Zhang started working for his former employer, KCG Holdings, Inc., in March 2010, first in its New York branch, and then its San Francisco offices. During his stint with the company, a Wall Street securities firm, Zhang worked as a DevOps engineer and was later promoted to a supervisor role, in charge of several other engineers.


Among Zhang’s duties, according to his LinkedIn page and an FBI affidavit, the suspect was tasked with managing the source code of KCG’s trading platform and the trading algorithms the company used to automate some of its financial transactions.

Access to this repository was granted only to approved employees and based on encryption keys that decrypted the source code based on each employee’s access level.

Zhang’s hacking uncovered last month

On Saturday, March 25, a quantitive analyst working for KCG from home logged in remotely into his work computer.

Shortly after, the analyst was disconnected from his session, and on re-opening the connection, the analyst says he discovered that someone had accessed his computer and opened a folder that held his archived email messages.

During the following hours, while trying to work, the same analyst was disconnected several times from his account. Understanding that something was wrong, the analyst logged the attacker’s unique identifier used to connect to his work computer.

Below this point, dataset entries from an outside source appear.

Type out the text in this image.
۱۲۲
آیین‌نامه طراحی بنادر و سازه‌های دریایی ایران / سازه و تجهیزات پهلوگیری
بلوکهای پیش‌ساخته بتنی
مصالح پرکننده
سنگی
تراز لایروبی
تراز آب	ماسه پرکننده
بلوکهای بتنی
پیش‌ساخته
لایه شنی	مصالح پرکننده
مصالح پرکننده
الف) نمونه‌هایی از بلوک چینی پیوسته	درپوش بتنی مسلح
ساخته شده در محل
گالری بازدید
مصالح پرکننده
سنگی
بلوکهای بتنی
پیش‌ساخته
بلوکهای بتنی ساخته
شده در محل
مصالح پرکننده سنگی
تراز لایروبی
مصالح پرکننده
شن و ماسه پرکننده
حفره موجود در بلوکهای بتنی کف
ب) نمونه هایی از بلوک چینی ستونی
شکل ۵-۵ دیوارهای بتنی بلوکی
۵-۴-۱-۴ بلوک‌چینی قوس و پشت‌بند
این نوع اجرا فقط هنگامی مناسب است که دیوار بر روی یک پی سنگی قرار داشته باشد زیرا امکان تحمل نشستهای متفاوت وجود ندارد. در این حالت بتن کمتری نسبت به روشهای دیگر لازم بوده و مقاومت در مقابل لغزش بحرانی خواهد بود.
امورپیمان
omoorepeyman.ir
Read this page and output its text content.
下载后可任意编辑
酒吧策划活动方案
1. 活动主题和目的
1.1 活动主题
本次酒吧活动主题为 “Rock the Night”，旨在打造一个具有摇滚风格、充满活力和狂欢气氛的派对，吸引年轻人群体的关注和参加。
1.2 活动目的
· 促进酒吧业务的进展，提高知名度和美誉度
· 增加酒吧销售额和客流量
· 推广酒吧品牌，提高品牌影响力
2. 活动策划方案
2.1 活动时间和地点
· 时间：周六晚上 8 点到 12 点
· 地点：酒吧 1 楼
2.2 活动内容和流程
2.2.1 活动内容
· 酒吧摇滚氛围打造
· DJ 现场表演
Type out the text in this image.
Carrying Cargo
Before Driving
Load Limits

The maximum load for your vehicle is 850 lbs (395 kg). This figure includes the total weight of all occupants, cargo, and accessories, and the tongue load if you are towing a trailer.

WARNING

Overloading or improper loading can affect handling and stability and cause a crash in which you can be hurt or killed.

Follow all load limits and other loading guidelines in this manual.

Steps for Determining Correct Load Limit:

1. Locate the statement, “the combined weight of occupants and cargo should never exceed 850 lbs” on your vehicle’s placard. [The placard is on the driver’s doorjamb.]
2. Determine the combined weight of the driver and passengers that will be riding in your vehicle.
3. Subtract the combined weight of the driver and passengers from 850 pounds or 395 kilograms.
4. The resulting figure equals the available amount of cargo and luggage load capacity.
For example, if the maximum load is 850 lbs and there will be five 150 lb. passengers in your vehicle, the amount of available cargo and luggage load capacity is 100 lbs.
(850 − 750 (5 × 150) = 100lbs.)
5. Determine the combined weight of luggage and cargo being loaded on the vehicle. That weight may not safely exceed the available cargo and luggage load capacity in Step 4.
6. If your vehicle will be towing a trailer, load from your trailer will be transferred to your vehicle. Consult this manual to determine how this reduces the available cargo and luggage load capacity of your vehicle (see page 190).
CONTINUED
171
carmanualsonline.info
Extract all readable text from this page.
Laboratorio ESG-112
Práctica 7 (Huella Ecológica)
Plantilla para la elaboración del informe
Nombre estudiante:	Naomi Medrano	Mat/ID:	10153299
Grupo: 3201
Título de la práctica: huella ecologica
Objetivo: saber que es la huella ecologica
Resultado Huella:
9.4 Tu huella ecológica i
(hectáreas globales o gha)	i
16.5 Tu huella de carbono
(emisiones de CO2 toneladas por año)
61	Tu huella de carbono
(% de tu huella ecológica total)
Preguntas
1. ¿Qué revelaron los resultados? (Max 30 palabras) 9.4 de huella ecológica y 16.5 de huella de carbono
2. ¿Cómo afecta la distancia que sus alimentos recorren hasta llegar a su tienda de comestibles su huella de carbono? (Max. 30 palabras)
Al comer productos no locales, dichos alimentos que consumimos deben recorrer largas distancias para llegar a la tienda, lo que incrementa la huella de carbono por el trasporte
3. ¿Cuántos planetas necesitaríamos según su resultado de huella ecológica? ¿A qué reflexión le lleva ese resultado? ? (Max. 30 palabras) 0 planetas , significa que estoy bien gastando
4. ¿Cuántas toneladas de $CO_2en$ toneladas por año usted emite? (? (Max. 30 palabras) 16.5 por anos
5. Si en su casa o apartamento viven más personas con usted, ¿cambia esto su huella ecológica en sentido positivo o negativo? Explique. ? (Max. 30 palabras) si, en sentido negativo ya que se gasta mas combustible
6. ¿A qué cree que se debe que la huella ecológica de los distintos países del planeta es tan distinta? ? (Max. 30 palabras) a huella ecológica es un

The next day, the analyst provided this identifier to the company’s security team, who quickly tied it to Zhang’s computer. KCG admins revoked Zhang’s access, called in authorities, and started an official investigation.

Zhang stole proprietary source code

This investigation revealed that starting December 2016, when Zhang was promoted to his supervisor role, the suspect installed malware on the company’s servers to record credentials for other users.

After a review of Zhang’s entire activity, KCG says it found evidence that Zhang had used these credentials to access and steal parts of the source code of the company’s trading platform and trading algorithms.

Zhang was able to successfully steal this source code without triggering any security alerts because in December 2016, when he was promoted to a supervisor role, he also got access to the company’s Unix-based network infrastructure.

Because of this, he was able to identify and avoid proxy servers tasked with sniffing network traffic. Because these servers were managed by a third-party company, Zhang rerouted traffic to backup proxy servers, managed by KCG, to hide the data transfers that exfiltrated the proprietary source code to a remote server.

Zhang confessed to fellow employee

After KCG cut off Zhang’s access to all his work accounts on Sunday, the next day, on Monday, Zhang admitted his wrongdoings in an email sent to a KCG employee, Zhang’s former supervisor.

According to the email, obtained by the FBI, Zhang said he knew this [blocking of his accounts] “would happen because [of] what I did in the past few days and Saturday.”

“I am still questioning myself why I did that,” Zhang added.

In the email, Zhang admitted to planting malware on the company’s servers and remotely accessing the accounts of several other KCG employees, besides the quantitive analyst who initially detected his actions.

Zhang says he feared for his job

The email then continued with Zhang explaining to the other KCG employee that he took these extreme actions because he heard of a potential acquisition and feared he would lose his job after the acquisition’s completion.

He started hacking other employees looking for more information on the company’s plans. Yet, this doesn’t explain why he stole the company’s source code.

On Friday, April 7, Virtu Financial, Inc. agreed to purchase KCG for almost $1.4 billion.

The Department of Justice charged Zhang with one count of theft of trade secrets, which carries a maximum sentence of 10 years in prison and a maximum fine of $250,000 or twice the gross gain or loss from the offense.